Geen wettelijke beperking
Een boete volgt echter niet, schrijft minister Uitermark nu, ook al heeft de Commissie toezicht financiën politieke partijen (Ctfpp) wel geadviseerd om bij de BBB na te gaan hoe de subsidie wordt besteed, of dit in lijn is met de bedoeling van subsidies aan politieke partijen, en te beoordelen of actie moet worden ondernomen. Er is geen wettelijke beperking ten aanzien van de mogelijkheid dat het merendeel van een subsidie bij een commerciële onderneming met verbondenheid met de partij wordt besteed. “Net als de Ctfpp constateer ik dat de Wet financiering politieke partijen wettelijke subsidiedoelen bevat, maar geen bepalingen over de wijze waarop de subsidie moet worden besteed. Daarnaast wordt de subsidieverantwoording van elke politieke partij gecontroleerd door een accountant, waarbij de accountant altijd verplicht is misbruik of (mogelijke) fraude te melden. Ik zie op dit moment geen aanleiding om in gesprek te gaan met BBB over de wijze waarop zij de subsidie hebben besteed.” Wel gaat Uitermark nog in meer algemene zin in gesprek met partijen over de besteding van subsidies.
Giften niet tijdig gemeld
De minister geeft aan dat ze dit voorjaar een controleprotocol voor accountants klaar wil hebben. Over 2023 zijn er verder drie partijen die substantiële giften van € 10.000 of meer niet tijdig hebben gemeld. “Ik heb de betreffende partijen om nadere toelichting gevraagd. Hieruit bleek dat in sommige gevallen de giften niet binnen de meldplicht substantiële giften vielen, bijvoorbeeld omdat er sprake was van een gift van een lokale afdeling.

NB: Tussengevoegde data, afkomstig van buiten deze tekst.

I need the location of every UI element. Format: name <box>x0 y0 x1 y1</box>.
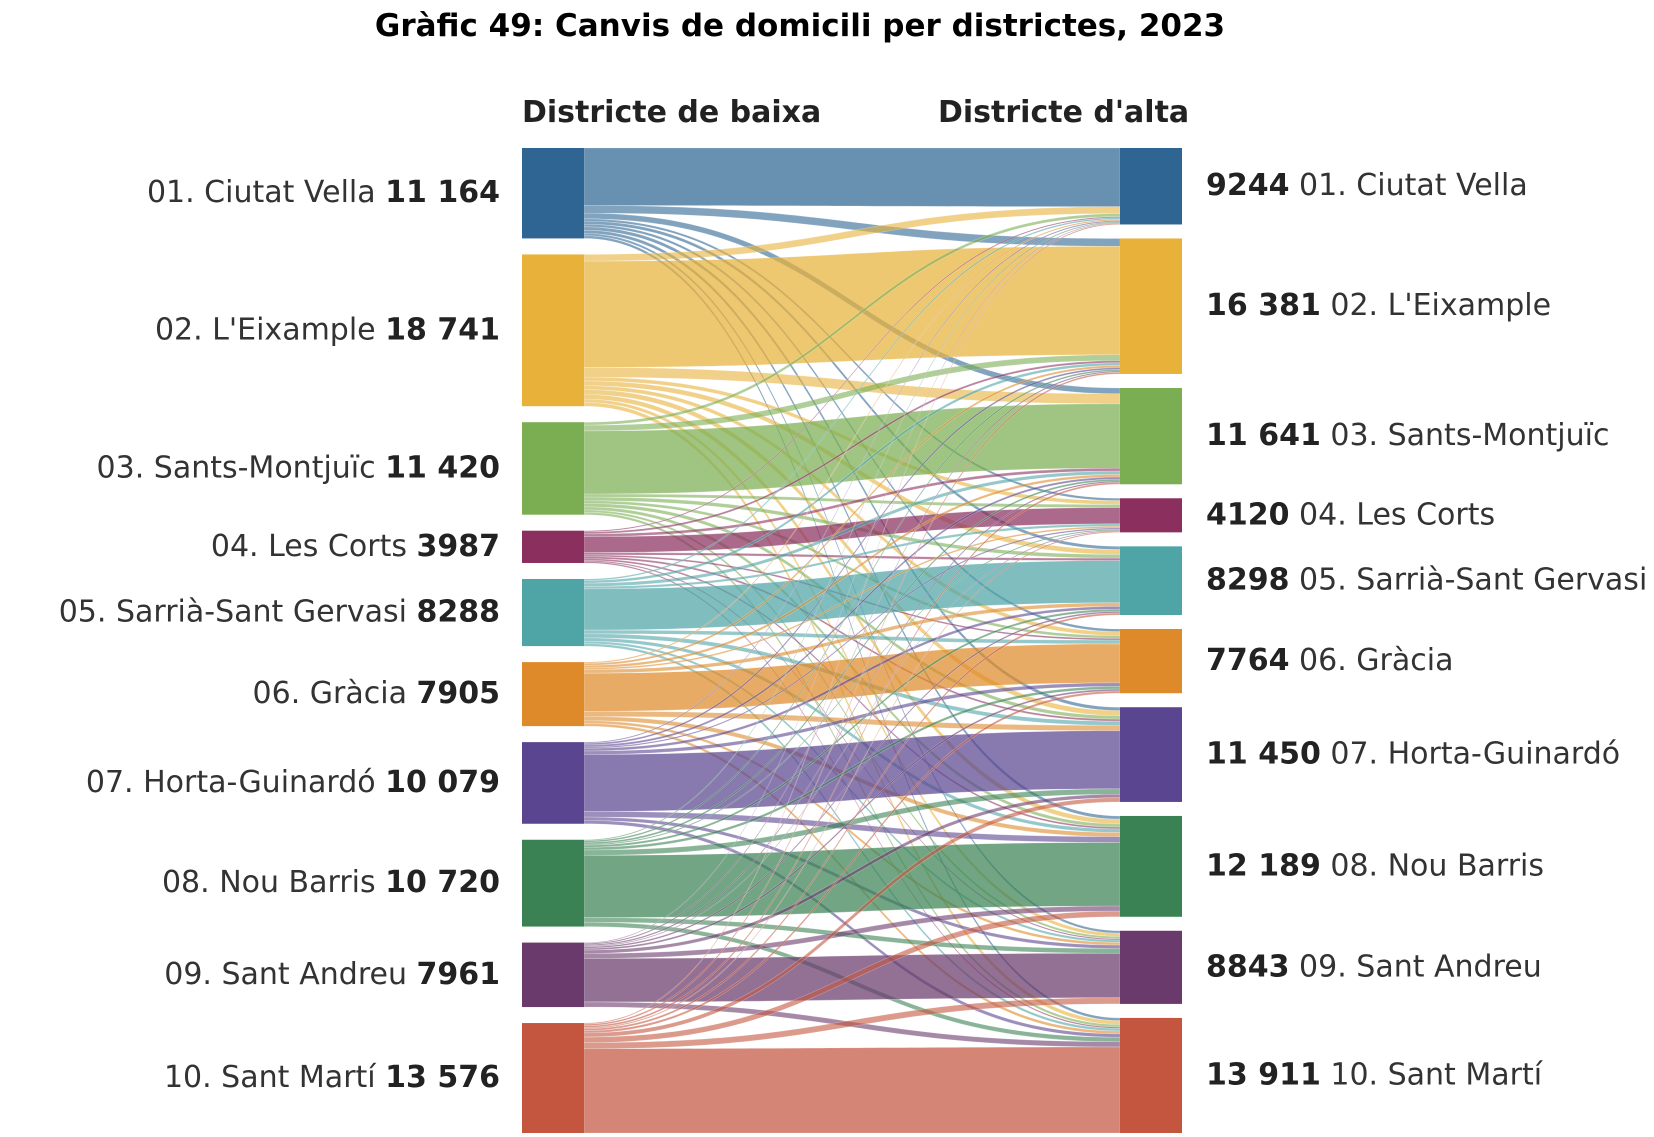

In andere gevallen was er sprake van onduidelijkheid over de reikwijdte van de verplichting.” Daarom legt Uitermark geen bestuurlijke boetes op.
Onderscheid giften te ingewikkeld
Ze gaat niet in op het advies om onderscheid te gaan maken tussen verschillende soorten giften. De wet doet dat ook niet, geeft ze aan, en “daarbij komt nog dat het onderscheiden van een vrijwillige afdracht, een verplichte afdracht, een ledencontributie of een donatie complex is voor politieke partijen, accountants en toezichthouder. Dit van hen verlangen zou niet alleen de administratieve lasten van politieke partijen doen toenemen, maar ook een verplichting in de wet introduceren die moeilijk controleerbaar is zodat betwijfeld kan worden of de met de maatregel beoogde transparantie wel wordt bereikt.”

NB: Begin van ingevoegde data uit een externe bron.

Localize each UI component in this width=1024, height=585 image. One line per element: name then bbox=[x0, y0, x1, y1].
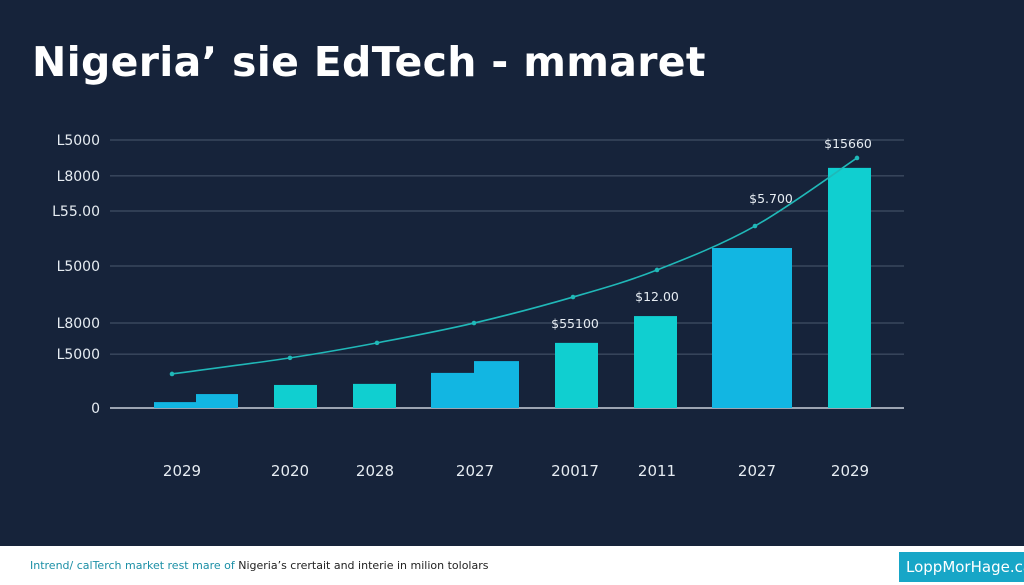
trend-point bbox=[854, 155, 860, 161]
chart-title: Nigeria’ sie EdTech - mmaret bbox=[32, 38, 706, 86]
bar bbox=[353, 383, 396, 408]
trend-point bbox=[654, 267, 660, 273]
x-tick-label: 2029 bbox=[831, 462, 869, 480]
trend-point bbox=[169, 371, 175, 377]
trend-point bbox=[471, 320, 477, 326]
trend-point bbox=[570, 294, 576, 300]
trend-point bbox=[374, 340, 380, 346]
x-tick-label: 2028 bbox=[356, 462, 394, 480]
chart: 0 L5000 L8000 L5000 L55.00 L8000 L5000 2029 2020… bbox=[52, 133, 904, 480]
y-tick-label: L5000 bbox=[57, 259, 100, 275]
y-tick-label: L55.00 bbox=[52, 204, 100, 220]
x-tick-label: 2011 bbox=[638, 462, 676, 480]
data-label: $55100 bbox=[551, 316, 599, 331]
bar bbox=[431, 372, 474, 408]
y-tick-label: 0 bbox=[91, 401, 100, 417]
x-tick-label: 2029 bbox=[163, 462, 201, 480]
caption: Intrend/ calTerch market rest mare of Ni… bbox=[30, 559, 488, 572]
trend-point bbox=[752, 223, 758, 229]
data-label: $5.700 bbox=[749, 191, 793, 206]
trend-point bbox=[287, 355, 293, 361]
bar bbox=[555, 342, 598, 408]
bar bbox=[634, 316, 677, 408]
bar bbox=[828, 167, 871, 408]
data-label: $15660 bbox=[824, 136, 872, 151]
bar bbox=[196, 394, 238, 408]
x-tick-label: 20017 bbox=[551, 462, 599, 480]
y-tick-label: L5000 bbox=[57, 347, 100, 363]
bar bbox=[154, 402, 196, 408]
x-tick-label: 2020 bbox=[271, 462, 309, 480]
x-tick-label: 2027 bbox=[738, 462, 776, 480]
caption-highlight: Intrend/ calTerch market rest mare of bbox=[30, 559, 235, 572]
footer: Intrend/ calTerch market rest mare of Ni… bbox=[0, 546, 1024, 585]
y-tick-label: L5000 bbox=[57, 133, 100, 149]
bar bbox=[274, 384, 317, 408]
bar bbox=[712, 248, 792, 408]
bar bbox=[474, 361, 519, 408]
data-label: $12.00 bbox=[635, 289, 679, 304]
brand-badge[interactable]: LoppMorHage.car bbox=[899, 552, 1024, 582]
y-tick-label: L8000 bbox=[57, 316, 100, 332]
caption-text: Nigeria’s crertait and interie in milion… bbox=[234, 559, 489, 572]
x-tick-label: 2027 bbox=[456, 462, 494, 480]
y-tick-label: L8000 bbox=[57, 169, 100, 185]
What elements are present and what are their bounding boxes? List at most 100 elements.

Het uitwerken van een sanctieregime schuift door tot na de parlementaire behandeling van de Wpp, die voorziet in een autoriteit die boetes kan opleggen.

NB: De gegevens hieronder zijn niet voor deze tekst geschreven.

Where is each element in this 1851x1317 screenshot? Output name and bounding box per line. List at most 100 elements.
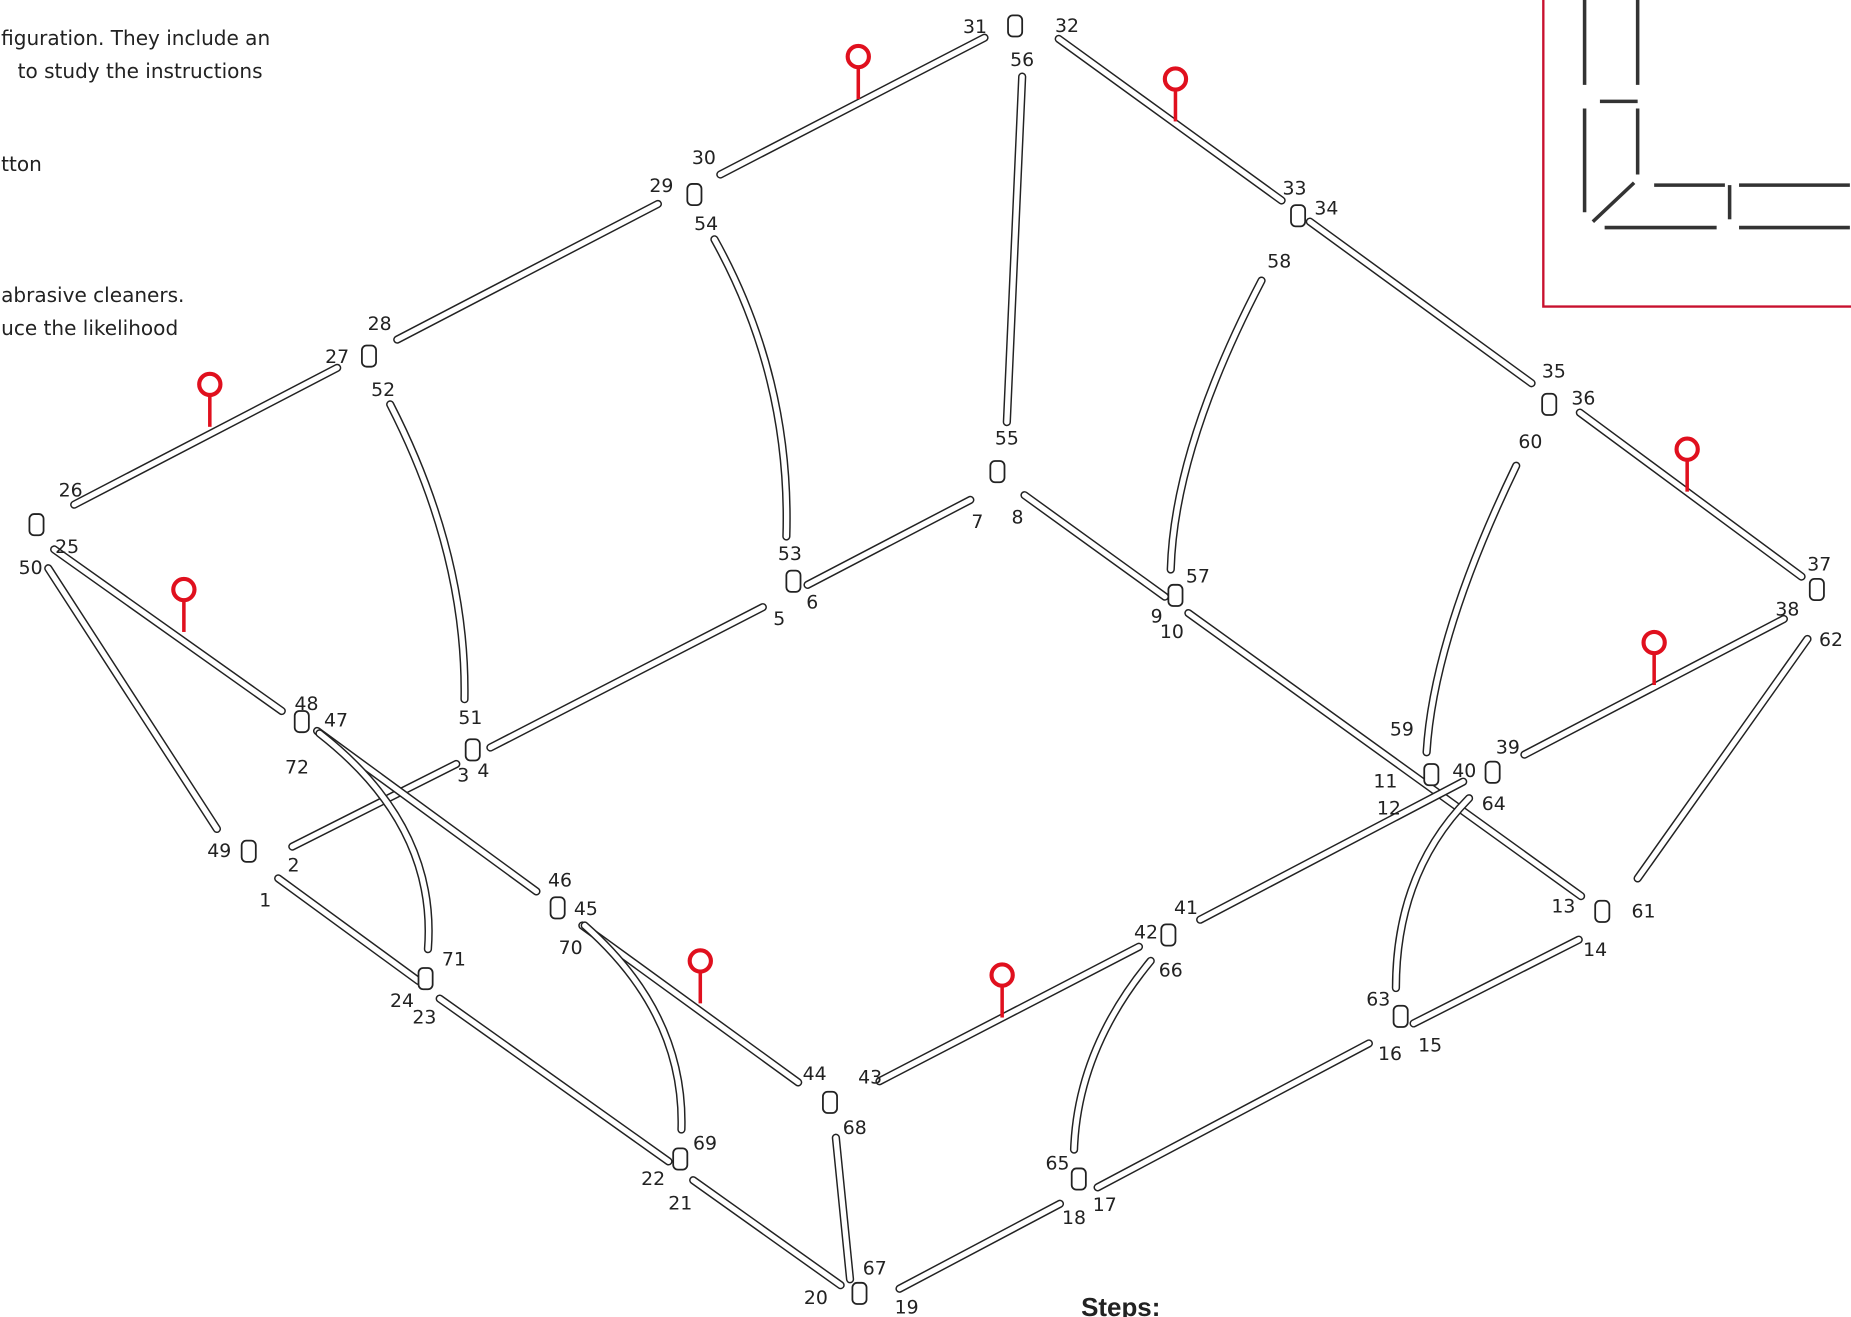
marker-ring <box>199 374 220 395</box>
pipe <box>440 999 669 1162</box>
part-number: 71 <box>442 949 466 971</box>
part-number: 64 <box>1482 793 1506 815</box>
fitting <box>551 897 565 918</box>
fitting <box>673 1148 687 1169</box>
fitting <box>1486 762 1500 783</box>
part-number: 37 <box>1807 554 1831 576</box>
part-number: 58 <box>1267 251 1291 273</box>
pipe <box>1098 1043 1369 1187</box>
part-number: 19 <box>895 1296 919 1317</box>
marker-ring <box>992 964 1013 985</box>
part-number: 49 <box>207 840 231 862</box>
part-number: 22 <box>641 1168 665 1190</box>
part-number: 34 <box>1314 198 1338 220</box>
steps-heading: Steps: <box>1081 1294 1160 1317</box>
fitting <box>823 1092 837 1113</box>
part-number: 24 <box>390 990 414 1012</box>
part-number: 50 <box>19 557 43 579</box>
pipe <box>490 607 762 747</box>
part-number: 65 <box>1046 1153 1070 1175</box>
part-number: 5 <box>773 608 785 630</box>
part-number: 7 <box>971 511 983 533</box>
part-number: 4 <box>477 760 489 782</box>
part-number: 42 <box>1134 922 1158 944</box>
part-number: 36 <box>1571 387 1595 409</box>
part-number: 18 <box>1062 1207 1086 1229</box>
assembly-diagram: 1234567891011121314151617181920212223242… <box>0 0 1851 1317</box>
part-number: 53 <box>778 543 802 565</box>
part-number: 2 <box>288 854 300 876</box>
part-number: 20 <box>804 1287 828 1309</box>
pipe <box>1025 495 1165 596</box>
page: 1234567891011121314151617181920212223242… <box>0 0 1851 1317</box>
part-number: 1 <box>259 890 271 912</box>
fitting <box>1424 764 1438 785</box>
inset-frame <box>1543 0 1851 307</box>
fitting <box>1008 15 1022 36</box>
marker-ring <box>690 950 711 971</box>
pipe-outline <box>714 239 786 536</box>
part-number: 62 <box>1819 629 1843 651</box>
pipe <box>1638 639 1808 878</box>
part-number: 31 <box>963 16 987 38</box>
pipe-outline <box>1074 961 1151 1150</box>
part-number: 23 <box>412 1006 436 1028</box>
fitting <box>1394 1006 1408 1027</box>
paragraph-line: abrasive cleaners. <box>1 283 184 307</box>
marker-ring <box>1644 632 1665 653</box>
fitting <box>1161 924 1175 945</box>
part-number: 30 <box>692 147 716 169</box>
part-number: 3 <box>457 765 469 787</box>
part-number: 17 <box>1093 1194 1117 1216</box>
part-number: 26 <box>59 479 83 501</box>
fitting <box>786 571 800 592</box>
paragraph-line: to study the instructions <box>18 59 263 83</box>
part-number: 16 <box>1378 1043 1402 1065</box>
part-number: 41 <box>1174 897 1198 919</box>
part-number: 70 <box>559 937 583 959</box>
part-number: 8 <box>1011 506 1023 528</box>
pipe <box>397 204 658 340</box>
marker-ring <box>848 46 869 67</box>
part-number: 12 <box>1377 798 1401 820</box>
part-number: 15 <box>1418 1035 1442 1057</box>
part-number: 27 <box>325 346 349 368</box>
pipe-outline <box>1427 466 1517 753</box>
part-number: 14 <box>1583 939 1607 961</box>
fitting <box>1072 1168 1086 1189</box>
part-number: 21 <box>668 1193 692 1215</box>
pipe <box>1171 281 1262 570</box>
pipe-outline <box>1171 281 1262 570</box>
part-number: 25 <box>55 536 79 558</box>
pipe <box>1200 782 1463 920</box>
part-number: 33 <box>1283 178 1307 200</box>
pipe <box>390 404 464 699</box>
part-number: 67 <box>863 1258 887 1280</box>
part-number: 52 <box>371 379 395 401</box>
part-number: 44 <box>803 1063 827 1085</box>
part-number: 69 <box>693 1133 717 1155</box>
pipe-outline <box>585 926 682 1130</box>
part-number: 29 <box>649 175 673 197</box>
part-number: 72 <box>285 756 309 778</box>
fitting <box>419 968 433 989</box>
pipe <box>1074 961 1151 1150</box>
part-number: 66 <box>1159 959 1183 981</box>
pipe <box>693 1180 840 1285</box>
fitting <box>242 841 256 862</box>
fitting <box>1810 579 1824 600</box>
part-number: 43 <box>858 1067 882 1089</box>
part-number: 48 <box>294 693 318 715</box>
pipe <box>1414 940 1579 1024</box>
paragraph-line: uce the likelihood <box>1 316 178 340</box>
marker-ring <box>1165 68 1186 89</box>
part-number: 56 <box>1010 49 1034 71</box>
pipe <box>836 1138 850 1279</box>
fitting <box>852 1283 866 1304</box>
part-number: 10 <box>1160 621 1184 643</box>
part-number: 60 <box>1518 431 1542 453</box>
marker-ring <box>173 579 194 600</box>
part-number: 68 <box>843 1117 867 1139</box>
pipe <box>1007 77 1022 422</box>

Reviews ADR blijven anoniem
De minister gaat ook in op het reviewrapport van de Auditdienst Rijk (ADR) over 2021 en geeft onder meer aan dat de ADR de reviews met de namen van de partijen niet openbaar wil maken. “De ADR geeft hierbij aan dat de reviews anoniem worden gerapporteerd, omdat de reviewopdracht primair is bedoeld om voor het ministerie vast te stellen of de noodzakelijke accountantscontrole een goed instrument is om de rechtmatigheid van de uitgaven van de subsidie vast te stellen. Deze opdracht is niet bedoeld om een individuele accountant publiek te beoordelen. Dat is niet aan de ADR en kan onevenredig schadelijk zijn voor met name een klein accountantskantoor.” De reviews over 2021 hadden betrekking op Volt, JA21 en de PvdA en hebben niet tot constateringen geleid.
Welk politiek geïnteresseerd mens, behalve de wetgever zelf, verwacht nu van zulke toppolitici -eventueel tob– dat ze zich ook nog eens bezig gaan houden met dit soort bureaucratisch geneuzel zoals het vragen, bewaren en erger nog registeren van allerlei bonnetjes? Ze hebben het al druk genoeg, vinden ze, toch?